Monday, February 3, 2014

Day 34

I "ran" two miles on the elliptical machine today, at the gym.  It is always so hard to get up early in the morning to go there, it is not where I belong.

There is a man and an old lady whom I see every single time I am at the gym, and I go at different times, so why are they always there?  The old lady is always walking very slowly on a treadmill and the man is always standing talking to some poor person who is trying to exercise.  And no, he is not the trainer or the person on duty.  All those people wear special t-shirts so you know who they are in case you need to ask questions or be rescued from weights or something.  It is a mystery. 

We live close to the Essex River, a serpentine tidal river stretching sinuously from our town to its mouth into the great Atlantic, from which our town gets it name.  Recently it has been covered in ice. 


The meandering Essex River. Panoramas taken a week apart, from the same vantage point.
There are many words in the English language.  It has the most words of any language because of its origins, as it subsumed foreign words as it grew like a large organic creature swallowing everything in its path.  The Oxford English Dictionary describes it in a more polite, mathematical way: "The Vocabulary of a widely diffused and highly cultivated living language is not a fixed quantity circumscribed by definite limits... there is absolutely no defining line in any direction: the circle of the English language has a well-defined centre but no discernible circumference."  A beautiful concept, exquisitely explained.
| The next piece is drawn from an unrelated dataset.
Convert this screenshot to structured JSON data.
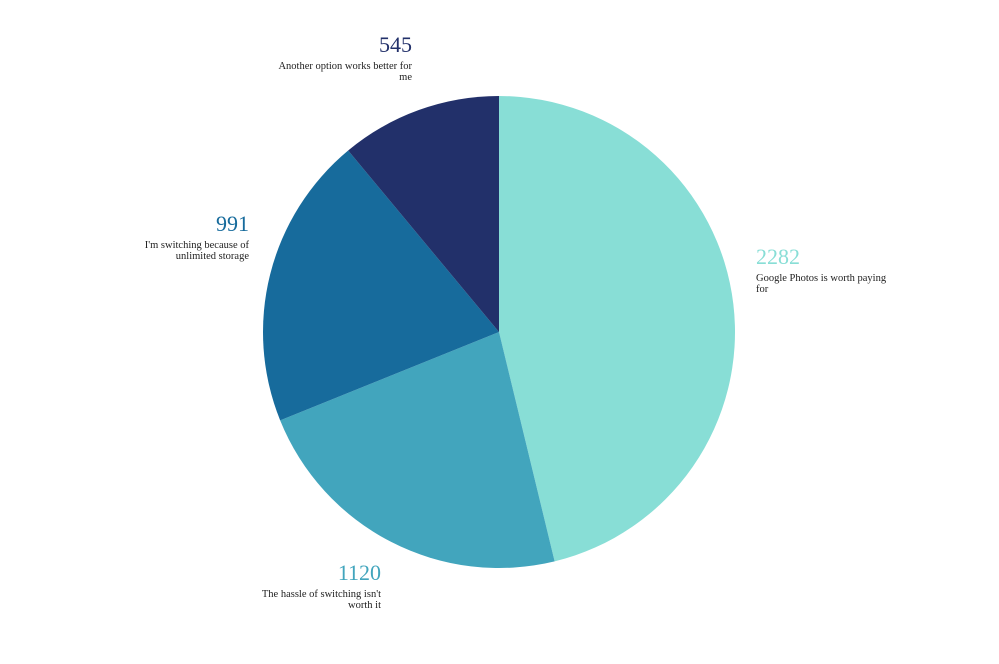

I love my language and studied it formally for years. Even grammar fascinates me, syntax, structure, the theory of it all.  I can be reduced to tears by a line of a poem, or touched by words uttered by my husband or children. I can sink into a book until I am in that world of words, so far removed from the ordinary present world.  But there are many experiences for which there is no language, or there are only limited words.  Perhaps we don't know enough words, our vocabularies are too small.  Out of the 1,022.000 English words, estimated by the people of Google, we only maintain a small percentage in our brains.  And although as human beings we use language to express ourselves and communicate with one another, although we use the same word, for example, the word "love", we probably all mean very different things when we say it.  We can't even be sure that when we say "That is a yellow wall", we are seeing the exact same colour.

Matthew and Nick were my last children to leave home, almost three years ago now.  Nick lives in the city, about 50 minutes' drive away.  Matt lives a bit further, just over 2 hours' drive from our home.  They are both away from home.  Each day I think of them, knowing that they are away, absent from my daily life.  I picture them in their rooms, walking, biking, taking classes, because I have visited them both and have these experiences to inform the pictures in my head.  But now Matthew is in Senegal, the "away" takes on a different meaning.  On the one hand he is still away from home, as he would be at university, but he is somehow more "away" because he is so far afield.  He is more "away" because I can't see where he is, I can only imagine the streets of Dakar, his room, his host family, his new friends, the classrooms. 

My daughters and granddaughters are away in a different, faraway sense too.  It is the nature of our "Global Village", some say, and yes, people move around so much these days, all over the earth, but I would prefer them in my real village, where I don't have to wait for my vacation days, buy an expensive ticket and get on a plane to go and see them.

And now I will go up to bed, so tired from shovelling snow, and more to come on Wednesday and Sunday!  And I will fade "away" into delicious sleep, perchance to dream.